Through this program, 20 Hoosiers were able to return home in the past week, Weaver said.

Weaver also said as of Monday, 1,484 Hoosiers were hospitalized with COVID-19, which is twice as many Hoosiers hospitalized compared to late June or early July.

“We continue to see more than 100 people a day being admitted with symptoms of COVID,” Weaver said.

During the press conference, Dr. Kristina Box, Indiana’s state health commissioner, updated people on her and her family’s COVID-19 situation. She said while she, her grandson, her daughter and, now, her daughter-in-law are still suffering from COVID-19 symptoms, they are experiencing mild cases and all family members are quarantined.

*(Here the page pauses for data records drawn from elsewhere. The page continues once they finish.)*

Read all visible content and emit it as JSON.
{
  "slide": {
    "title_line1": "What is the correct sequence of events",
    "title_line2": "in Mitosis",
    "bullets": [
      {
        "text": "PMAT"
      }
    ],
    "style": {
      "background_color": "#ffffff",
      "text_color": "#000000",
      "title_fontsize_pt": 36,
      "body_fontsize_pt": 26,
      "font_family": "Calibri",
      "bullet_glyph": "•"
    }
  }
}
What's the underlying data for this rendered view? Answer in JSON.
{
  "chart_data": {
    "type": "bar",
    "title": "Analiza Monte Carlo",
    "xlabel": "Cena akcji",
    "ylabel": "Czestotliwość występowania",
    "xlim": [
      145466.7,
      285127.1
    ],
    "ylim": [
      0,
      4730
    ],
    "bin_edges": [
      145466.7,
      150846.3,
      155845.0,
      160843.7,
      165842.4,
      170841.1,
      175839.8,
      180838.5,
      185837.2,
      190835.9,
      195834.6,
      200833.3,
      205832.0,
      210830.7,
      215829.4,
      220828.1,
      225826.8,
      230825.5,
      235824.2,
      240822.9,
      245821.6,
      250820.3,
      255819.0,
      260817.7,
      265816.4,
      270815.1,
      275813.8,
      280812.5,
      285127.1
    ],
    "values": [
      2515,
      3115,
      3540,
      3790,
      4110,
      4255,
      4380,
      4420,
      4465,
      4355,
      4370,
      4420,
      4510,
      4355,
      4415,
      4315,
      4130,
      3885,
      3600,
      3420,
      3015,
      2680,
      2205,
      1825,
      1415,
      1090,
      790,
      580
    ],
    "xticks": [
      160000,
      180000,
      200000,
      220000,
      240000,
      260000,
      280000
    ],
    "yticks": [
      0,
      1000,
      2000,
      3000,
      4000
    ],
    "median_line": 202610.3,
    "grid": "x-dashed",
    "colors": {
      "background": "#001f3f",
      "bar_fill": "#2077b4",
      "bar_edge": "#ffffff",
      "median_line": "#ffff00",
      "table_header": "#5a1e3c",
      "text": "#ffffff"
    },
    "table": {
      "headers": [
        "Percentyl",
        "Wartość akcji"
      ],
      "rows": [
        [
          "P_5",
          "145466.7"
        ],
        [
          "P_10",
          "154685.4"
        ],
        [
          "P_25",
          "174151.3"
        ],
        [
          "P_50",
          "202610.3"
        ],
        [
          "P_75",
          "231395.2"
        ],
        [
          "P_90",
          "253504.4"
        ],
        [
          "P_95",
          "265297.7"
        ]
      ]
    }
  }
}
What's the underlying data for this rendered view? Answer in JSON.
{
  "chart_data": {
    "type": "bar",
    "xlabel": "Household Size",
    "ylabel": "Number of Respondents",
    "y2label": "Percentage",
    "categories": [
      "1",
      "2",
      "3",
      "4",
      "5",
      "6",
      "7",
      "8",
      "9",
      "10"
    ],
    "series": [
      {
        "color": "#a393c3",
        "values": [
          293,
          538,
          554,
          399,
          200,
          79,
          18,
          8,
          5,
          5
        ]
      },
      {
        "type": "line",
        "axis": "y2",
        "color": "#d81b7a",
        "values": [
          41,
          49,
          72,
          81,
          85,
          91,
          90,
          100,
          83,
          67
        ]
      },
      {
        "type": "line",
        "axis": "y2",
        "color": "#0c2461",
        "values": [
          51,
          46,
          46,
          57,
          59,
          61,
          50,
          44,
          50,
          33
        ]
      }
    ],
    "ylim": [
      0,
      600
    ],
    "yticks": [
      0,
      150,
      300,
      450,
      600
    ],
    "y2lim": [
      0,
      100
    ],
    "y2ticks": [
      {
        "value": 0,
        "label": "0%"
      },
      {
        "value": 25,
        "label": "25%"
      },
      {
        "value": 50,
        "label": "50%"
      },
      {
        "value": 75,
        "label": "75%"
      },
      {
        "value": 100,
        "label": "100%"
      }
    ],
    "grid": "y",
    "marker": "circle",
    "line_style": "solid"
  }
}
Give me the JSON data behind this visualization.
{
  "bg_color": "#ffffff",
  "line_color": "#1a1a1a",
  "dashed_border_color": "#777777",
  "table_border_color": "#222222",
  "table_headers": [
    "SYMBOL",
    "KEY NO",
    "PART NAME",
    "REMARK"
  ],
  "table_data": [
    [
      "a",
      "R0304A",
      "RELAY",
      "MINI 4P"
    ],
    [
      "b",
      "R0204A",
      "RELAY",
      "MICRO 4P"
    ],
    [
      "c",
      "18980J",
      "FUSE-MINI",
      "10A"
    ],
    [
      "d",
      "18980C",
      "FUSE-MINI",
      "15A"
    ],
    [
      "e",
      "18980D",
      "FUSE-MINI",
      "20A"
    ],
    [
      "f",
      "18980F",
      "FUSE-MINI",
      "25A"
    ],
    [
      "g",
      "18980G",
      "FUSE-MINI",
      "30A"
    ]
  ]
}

Box addressed some individuals who have claimed her illness is an example of how masks and social distancing don’t work. She said her case is actually an example of how masks and social distancing can prevent spread, because no one at her work, where she has been frequently in the past few months, tested positive.

“The only way I got infected was when I let my guard down, which I have done since the beginning of this pandemic in my social bubble,” she said. “I think my case is actually a true testament to the fact that with all my exposure at work for these past eight months, and even in that 48 hours before I got sick, that social distancing and wearing my mask did make a difference.”

During the meeting, Holcomb said he is not moving the state back from stage five of his Back on Track Indiana COVID-19 plan.